Wednesday, November 15, 2006

Certain Words Are Extra Hurtful pt.5

Now that we've thoroughly examined the problem, what can be done about it? Well, I have to say that current efforts as they stand are not getting the job done. It used to be, if anyone said a cussword on tv or wherever censorship held sway, a piercing *BLEEEP* would obliterate the entire word. Maybe take the tail end of the leading word and the tip of the following word with it! Depending on how zealous the censor was.

But that didn't last. After a while it became acceptable to bleep only the stressed syllable - but this made it perfectly obvious which curse was being uttered! It didn't stop there. These days, if the offending word is bleeped at all, you'll only get a meager picosecond blip of a bleep that doesn't so much as cover the vowel sound all the way. You end up hearing (sound magnified 5x to illustrate): "fffffuu*uuccccckkkkk!" - a tiny asterisk of a bleep that only serves as a decoration in the middle of the obscene vowel. The profanity is not the slightest bit obscured!

I think that if people were serious about bleeping curses, they'd bleep the consonants, not the vowel. Then you'd have some actual obscurantism going on: "Hey *o****-*u****! What the *e** are you doing over here? I just saw your *i*** over at Shelby's house, man, she was all *u***** *i**a* and putting her *i** and a** all up in Jerome's *a*e - and he's a *a**o*, man! That's just not right."

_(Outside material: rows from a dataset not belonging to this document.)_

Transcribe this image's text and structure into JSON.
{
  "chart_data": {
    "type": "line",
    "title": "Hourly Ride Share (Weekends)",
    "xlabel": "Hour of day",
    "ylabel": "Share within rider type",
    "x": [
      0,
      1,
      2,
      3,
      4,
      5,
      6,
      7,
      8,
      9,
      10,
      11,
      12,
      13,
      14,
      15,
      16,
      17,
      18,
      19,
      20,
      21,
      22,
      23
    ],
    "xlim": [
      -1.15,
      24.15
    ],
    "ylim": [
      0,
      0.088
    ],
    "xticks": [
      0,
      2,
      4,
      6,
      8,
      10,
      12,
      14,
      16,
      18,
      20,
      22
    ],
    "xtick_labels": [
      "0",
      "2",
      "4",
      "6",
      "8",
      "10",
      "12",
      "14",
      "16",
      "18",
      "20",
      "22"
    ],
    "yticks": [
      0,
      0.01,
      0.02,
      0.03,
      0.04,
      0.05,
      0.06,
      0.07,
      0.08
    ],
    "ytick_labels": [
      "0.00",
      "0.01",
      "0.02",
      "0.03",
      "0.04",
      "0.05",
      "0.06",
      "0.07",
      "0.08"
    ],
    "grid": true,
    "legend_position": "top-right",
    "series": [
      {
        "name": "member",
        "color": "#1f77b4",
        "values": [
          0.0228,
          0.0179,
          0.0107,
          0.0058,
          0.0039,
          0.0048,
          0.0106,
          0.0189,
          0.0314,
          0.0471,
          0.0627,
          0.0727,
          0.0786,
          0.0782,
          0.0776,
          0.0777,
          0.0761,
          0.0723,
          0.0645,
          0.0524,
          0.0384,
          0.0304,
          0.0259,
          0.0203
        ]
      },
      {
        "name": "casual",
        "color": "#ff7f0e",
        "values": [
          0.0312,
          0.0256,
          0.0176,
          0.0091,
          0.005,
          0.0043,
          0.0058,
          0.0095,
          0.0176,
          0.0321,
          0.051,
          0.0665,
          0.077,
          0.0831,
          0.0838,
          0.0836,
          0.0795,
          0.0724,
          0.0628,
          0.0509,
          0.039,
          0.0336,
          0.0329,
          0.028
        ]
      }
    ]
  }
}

Another problem is these sound effects. At some point people began substituting random sound effects - gunshots, car horn blasts, animal noises - for the traditional *bleep*. This tends to undermine the seriousness of the underlying censorship. A favorite example from the early days of the trend is "The Humpty Dance" by the band Digital Underground. With words being "bleeped" by hi-hat cymbal and the trumpeting of an elephant, the line becomes: "Oh yes ladies - I'm really being sincere, 'cause in the [ tss-tss-tss ] my Humpty-nose will tickle your [ rrrRRRARHH!! ]." This sort of thing just makes using profanity seem even cooler. Besides which, the uncensored line is actually: "in the sixty-nine my Humpty-nose will tickle your rear." The number "sixty-nine" and the word "rear" are not profanities. Not by any stretch of the imagination. But by deliberately censoring non-offensive words, the song boosts its "outlaw" glamour quotient - it conveys the impression that it contains more profanity than it actually does. Such practices openly mock the very idea of censorship.

But then again, so do I, occasionally. So like I said, what can I say...it's a complex issue.